On Tue, Jul 7, 2009 at 2:48 AM,
Ovid<publiustemp-perl6langua...@yahoo.com> wrote:
>
> Giving a talk about roles at YAPC::EU in Lisbon and I'm a bit stuck on how to 
> translate a Perl 5 example into Perl 6.  Basically, Imagine a "PracticalJoke" 
> class which has fuse() and explode methods().  It needs the timed fuse() from 
> a Bomb role and a non-lethal explode() from a Spouse role, though each role 
> provides both methods.  In Moose, it's easy:
>
>  package PracticalJoke;
>  use Moose;
>  with 'Bomb'   => { excludes => 'explode' };
>       'Spouse' => { excludes => 'fuse' };
>
> Try as I might, I can't figure out how to translate that into Perl 6.  I have 
> the following:
>
>  role Bomb {
>    method fuse ()    { say '3 .. 2 .. 1 ..' }
>    method explode () { say 'Rock falls.
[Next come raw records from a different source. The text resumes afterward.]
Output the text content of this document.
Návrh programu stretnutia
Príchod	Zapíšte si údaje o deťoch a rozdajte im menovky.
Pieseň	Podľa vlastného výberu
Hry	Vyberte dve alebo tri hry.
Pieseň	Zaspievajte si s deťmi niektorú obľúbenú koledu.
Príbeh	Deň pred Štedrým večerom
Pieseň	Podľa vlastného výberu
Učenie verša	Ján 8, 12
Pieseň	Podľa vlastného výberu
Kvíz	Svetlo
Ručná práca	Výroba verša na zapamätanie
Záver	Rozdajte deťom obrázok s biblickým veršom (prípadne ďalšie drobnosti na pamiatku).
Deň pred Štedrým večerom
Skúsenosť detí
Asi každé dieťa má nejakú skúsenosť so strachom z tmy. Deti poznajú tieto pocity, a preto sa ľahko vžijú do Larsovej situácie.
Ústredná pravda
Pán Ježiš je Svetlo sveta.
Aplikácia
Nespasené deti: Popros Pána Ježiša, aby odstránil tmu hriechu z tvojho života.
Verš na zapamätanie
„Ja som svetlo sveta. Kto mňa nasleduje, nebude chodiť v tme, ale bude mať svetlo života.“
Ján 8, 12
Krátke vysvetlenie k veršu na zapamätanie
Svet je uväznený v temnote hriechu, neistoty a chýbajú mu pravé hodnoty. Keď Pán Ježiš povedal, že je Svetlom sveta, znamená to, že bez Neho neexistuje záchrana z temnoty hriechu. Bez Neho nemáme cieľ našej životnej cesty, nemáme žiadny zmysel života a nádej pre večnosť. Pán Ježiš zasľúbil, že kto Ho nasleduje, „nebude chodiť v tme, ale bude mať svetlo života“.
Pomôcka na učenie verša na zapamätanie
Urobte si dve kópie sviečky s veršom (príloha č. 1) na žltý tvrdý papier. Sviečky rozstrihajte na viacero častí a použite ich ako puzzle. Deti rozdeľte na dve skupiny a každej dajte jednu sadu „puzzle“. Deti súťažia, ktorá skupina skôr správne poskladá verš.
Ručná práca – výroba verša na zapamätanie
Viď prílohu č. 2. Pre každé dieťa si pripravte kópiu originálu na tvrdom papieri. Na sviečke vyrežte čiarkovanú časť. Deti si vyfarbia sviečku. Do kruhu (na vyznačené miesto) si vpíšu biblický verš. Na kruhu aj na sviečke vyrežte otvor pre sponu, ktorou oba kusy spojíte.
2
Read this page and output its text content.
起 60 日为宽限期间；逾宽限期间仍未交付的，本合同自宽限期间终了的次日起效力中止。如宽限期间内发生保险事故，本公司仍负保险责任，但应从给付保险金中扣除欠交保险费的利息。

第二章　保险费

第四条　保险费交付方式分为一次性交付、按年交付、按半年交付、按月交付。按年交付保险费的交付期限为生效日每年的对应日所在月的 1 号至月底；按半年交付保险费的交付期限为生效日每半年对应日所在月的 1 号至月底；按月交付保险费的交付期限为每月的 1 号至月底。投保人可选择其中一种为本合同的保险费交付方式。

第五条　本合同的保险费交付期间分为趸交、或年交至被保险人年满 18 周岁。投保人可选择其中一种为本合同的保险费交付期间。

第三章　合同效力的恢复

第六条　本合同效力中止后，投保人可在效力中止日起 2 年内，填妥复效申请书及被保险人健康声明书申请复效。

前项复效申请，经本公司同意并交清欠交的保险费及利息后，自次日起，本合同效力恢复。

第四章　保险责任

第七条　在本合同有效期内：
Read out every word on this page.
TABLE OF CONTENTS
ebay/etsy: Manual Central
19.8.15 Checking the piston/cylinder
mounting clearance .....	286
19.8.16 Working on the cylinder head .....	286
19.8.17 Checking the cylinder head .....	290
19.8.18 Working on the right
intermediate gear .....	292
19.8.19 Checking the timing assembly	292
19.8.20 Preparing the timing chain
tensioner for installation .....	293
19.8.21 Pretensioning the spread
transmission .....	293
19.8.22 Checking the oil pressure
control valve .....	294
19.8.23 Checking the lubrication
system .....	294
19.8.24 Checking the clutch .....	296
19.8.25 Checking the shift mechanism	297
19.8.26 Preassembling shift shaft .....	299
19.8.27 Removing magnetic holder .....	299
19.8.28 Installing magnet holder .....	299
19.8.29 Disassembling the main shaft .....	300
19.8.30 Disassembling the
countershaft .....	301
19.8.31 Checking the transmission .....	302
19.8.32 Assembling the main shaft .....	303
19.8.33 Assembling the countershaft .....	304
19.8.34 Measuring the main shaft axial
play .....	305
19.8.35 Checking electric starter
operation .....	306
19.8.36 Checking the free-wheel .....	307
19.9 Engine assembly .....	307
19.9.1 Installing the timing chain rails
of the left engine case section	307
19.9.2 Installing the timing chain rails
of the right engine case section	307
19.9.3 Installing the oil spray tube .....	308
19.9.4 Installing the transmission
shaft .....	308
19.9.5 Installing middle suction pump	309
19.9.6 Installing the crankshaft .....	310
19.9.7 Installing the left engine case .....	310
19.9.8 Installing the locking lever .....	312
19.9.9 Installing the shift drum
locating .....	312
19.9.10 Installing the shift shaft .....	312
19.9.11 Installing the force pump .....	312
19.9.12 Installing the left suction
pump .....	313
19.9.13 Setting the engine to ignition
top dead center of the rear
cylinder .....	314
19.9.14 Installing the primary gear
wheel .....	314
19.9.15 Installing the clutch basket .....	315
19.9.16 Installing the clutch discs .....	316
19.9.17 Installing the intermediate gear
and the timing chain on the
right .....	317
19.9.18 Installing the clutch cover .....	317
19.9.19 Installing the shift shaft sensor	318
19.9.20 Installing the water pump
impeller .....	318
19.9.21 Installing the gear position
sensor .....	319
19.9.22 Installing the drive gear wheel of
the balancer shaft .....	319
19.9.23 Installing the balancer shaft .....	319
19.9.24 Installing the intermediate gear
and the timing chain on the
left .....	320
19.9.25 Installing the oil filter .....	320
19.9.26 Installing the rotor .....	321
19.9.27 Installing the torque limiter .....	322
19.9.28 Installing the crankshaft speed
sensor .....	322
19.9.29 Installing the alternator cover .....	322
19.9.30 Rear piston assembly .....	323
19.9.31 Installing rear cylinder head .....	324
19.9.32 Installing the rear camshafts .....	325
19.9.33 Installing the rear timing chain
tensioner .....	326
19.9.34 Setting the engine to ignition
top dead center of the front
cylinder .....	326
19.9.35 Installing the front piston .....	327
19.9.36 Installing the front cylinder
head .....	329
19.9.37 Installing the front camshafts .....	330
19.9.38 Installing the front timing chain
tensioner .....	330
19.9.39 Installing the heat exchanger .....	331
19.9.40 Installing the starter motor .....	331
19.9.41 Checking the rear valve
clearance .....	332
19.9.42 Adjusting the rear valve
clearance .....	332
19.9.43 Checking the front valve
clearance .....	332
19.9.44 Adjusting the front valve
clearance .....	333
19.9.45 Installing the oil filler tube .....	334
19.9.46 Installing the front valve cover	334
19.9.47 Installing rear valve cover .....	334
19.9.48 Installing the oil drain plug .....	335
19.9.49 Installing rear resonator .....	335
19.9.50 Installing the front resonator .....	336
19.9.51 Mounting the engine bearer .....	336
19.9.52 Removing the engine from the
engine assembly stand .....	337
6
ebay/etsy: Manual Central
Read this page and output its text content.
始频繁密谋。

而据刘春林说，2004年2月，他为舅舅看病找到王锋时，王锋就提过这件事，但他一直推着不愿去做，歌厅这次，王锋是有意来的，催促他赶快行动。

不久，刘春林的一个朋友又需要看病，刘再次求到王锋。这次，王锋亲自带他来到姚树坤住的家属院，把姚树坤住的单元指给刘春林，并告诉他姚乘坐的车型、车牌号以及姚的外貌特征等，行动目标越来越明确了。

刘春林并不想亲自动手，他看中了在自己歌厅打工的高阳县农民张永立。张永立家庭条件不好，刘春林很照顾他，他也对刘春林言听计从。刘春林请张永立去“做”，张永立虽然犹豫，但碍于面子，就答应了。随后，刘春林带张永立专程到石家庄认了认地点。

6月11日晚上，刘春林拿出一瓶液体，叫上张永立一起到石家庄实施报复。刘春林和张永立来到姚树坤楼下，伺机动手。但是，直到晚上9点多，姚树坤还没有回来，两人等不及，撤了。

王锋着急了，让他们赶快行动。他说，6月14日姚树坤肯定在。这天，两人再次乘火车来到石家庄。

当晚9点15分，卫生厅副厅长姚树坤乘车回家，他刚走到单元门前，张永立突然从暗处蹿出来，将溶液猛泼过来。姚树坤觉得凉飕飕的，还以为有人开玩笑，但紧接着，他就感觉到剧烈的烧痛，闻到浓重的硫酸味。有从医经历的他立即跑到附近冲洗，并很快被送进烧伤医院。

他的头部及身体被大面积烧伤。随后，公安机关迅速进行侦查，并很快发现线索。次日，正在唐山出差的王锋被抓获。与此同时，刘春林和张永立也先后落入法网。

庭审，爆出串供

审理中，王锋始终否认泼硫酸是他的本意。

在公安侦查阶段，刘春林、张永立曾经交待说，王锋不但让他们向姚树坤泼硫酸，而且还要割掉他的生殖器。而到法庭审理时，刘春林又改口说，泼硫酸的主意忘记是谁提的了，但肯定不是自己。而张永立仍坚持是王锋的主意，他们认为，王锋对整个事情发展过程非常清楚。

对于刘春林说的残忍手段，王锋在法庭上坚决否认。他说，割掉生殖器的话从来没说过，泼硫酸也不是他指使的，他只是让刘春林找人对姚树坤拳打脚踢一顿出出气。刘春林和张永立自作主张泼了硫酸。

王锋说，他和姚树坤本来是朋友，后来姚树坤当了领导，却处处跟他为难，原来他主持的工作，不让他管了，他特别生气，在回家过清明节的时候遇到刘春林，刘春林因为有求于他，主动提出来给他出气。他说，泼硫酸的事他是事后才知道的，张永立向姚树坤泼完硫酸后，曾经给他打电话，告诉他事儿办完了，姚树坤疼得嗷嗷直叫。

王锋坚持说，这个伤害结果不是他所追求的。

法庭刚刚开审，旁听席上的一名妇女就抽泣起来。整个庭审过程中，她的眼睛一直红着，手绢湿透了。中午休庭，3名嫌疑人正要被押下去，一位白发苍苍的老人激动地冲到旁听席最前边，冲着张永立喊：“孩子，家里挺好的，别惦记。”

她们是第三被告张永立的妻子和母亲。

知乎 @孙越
Everybody dies!' }
>  }
>
>  role Spouse {
>    method fuse ()    { sleep rand(20); say "Now!" }
>    method explode () { say 'You worthless piece of junk! Why I should ...' }
>  }
>
>  class PracticalJoke does Bomb does Spouse {
>  }
>
> Nothing I see in S14 (http://perlcabal.org/syn/S14.html) seems to cover this 
> case. I can't declare them as multis as they have the same signature.  
> There's a note that one can "simply to write a class method that overrides 
> the conflicting role methods, perhaps figuring out which role method to 
> call", but I don't understand how a particular role's methods would be called 
> here.
>

I believe that the official word is to say:

  class PracticalJoke does Bomb does Spouse {
    method fuse () { Bomb::fuse }
    method explode () { Spouse::explode }
  }

Personally, I agree that some sort of ability to exclude individual
methods from Roles, such as what Moose does, would be beneficial; but
this is an old argument that has been hashed out many times before.